Over 26,000 US restaurants have permanently closed their doors since pandemic lockdowns began in March. Yet delivery apps like DoorDash and Grubhub continue to see record demand for restaurant-quality food.
Shef, an Airbnb-like platform for home cooked meals, is ramping up to meet that demand while providing opportunities for immigrants to earn money by sharing the home cooking of their cultures. On Thursday, the San Francisco-based startup announced a $8.8 million funding round to expand its network of chefs delivering home-cooked meals. Y Combinator and Craft Ventures participated in the round, as well as angel investors like TaskRabbit CEO Stacy Brown-Philpot and Instacart cofounders Max Mullen and Brandon Leonardo.
Shef co-CEOs Alvin Salehi and Joey Grassia first met at the Forbes Under 30 Summit in 2018. The list alums were previously recognized for Salehi’s work in the Obama White House founding Code.gov (Law & Policy) and Grassia’s ventures Kutoa Health Bars and Steamm Espresso (Food & Drink).
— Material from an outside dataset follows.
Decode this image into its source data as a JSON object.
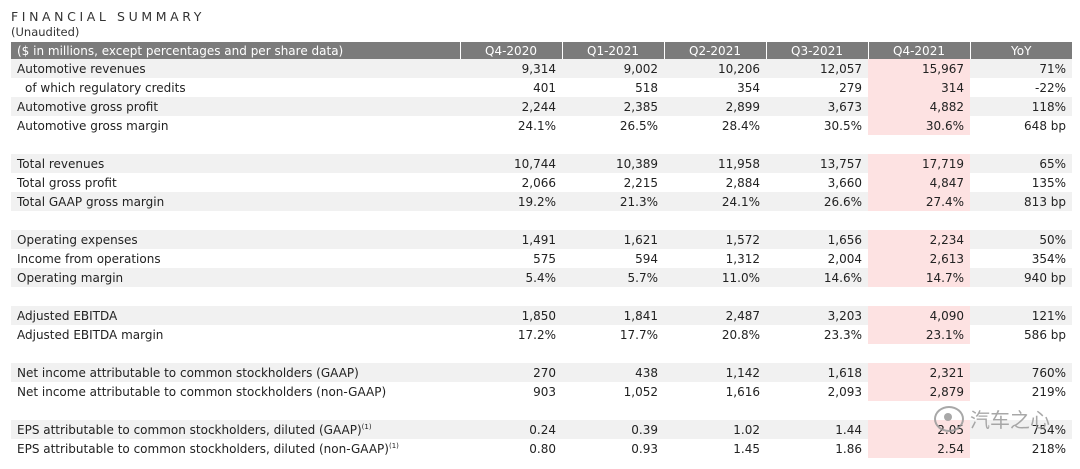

With Salehi’s parents immigrating from Iran and Grassia’s from Italy, they bonded over their experience as first-generation Americans and explored how their experiences in policy and food could help newcomers to the United States.
“My parents escaped from Iran around the time of the Iranian revolution. They came here with nothing in their pockets, no language skills and fell on some pretty hard times,” explains the company’s co-CEO Salehi, who spent much of his childhood living in a motel. “Things changed when my parents finally were able to save up enough money to create a business, and that business was a restaurant.”
Chefs who apply to the Shef platform must have their home kitchens certified, the requirements for which vary based on city and state food safety laws. Onboarded “shefs” set up a profile and menu, with each dish featuring a detailed list of ingredients. Those hankering for home cooking will find a wide variety of cuisines to choose from, including Shanghainese, Bangladeshi, Maldivian and more. The company estimates some shefs make an average of $1,000 per week.
The founders hadn’t planned to raise such significant funding, but as the pandemic ravaged the restaurant industry, Shef’s potential for growth grew. Salehi and Grassia remain focused on providing opportunities to immigrant and first-generation cooks, while also welcoming newly laid-off restaurant workers. Currently, the company has more than 4,000 pending applications to become certified shefs.
“Once Covid hit, it was very clear that we had an acute obligation to help because we had a platform that really, in this moment in time, is very useful for the community,” says Salehi. “We are trying our best to put people back to work to get through this crisis.”
For now, the company operates in just a few areas of California and New York. Its growth is partially constrained by laws that limit individuals’ ability to create and sell perishable foods from home. Last year, California became the first state to fully legalize it and recognize them as “microenterprise home kitchens.” Each microenterprise must be permitted and follow strict guidelines, selling no more than 60 meals per week. As a former government official, Salehi continues to advocate for the legalization of home kitchens nationwide.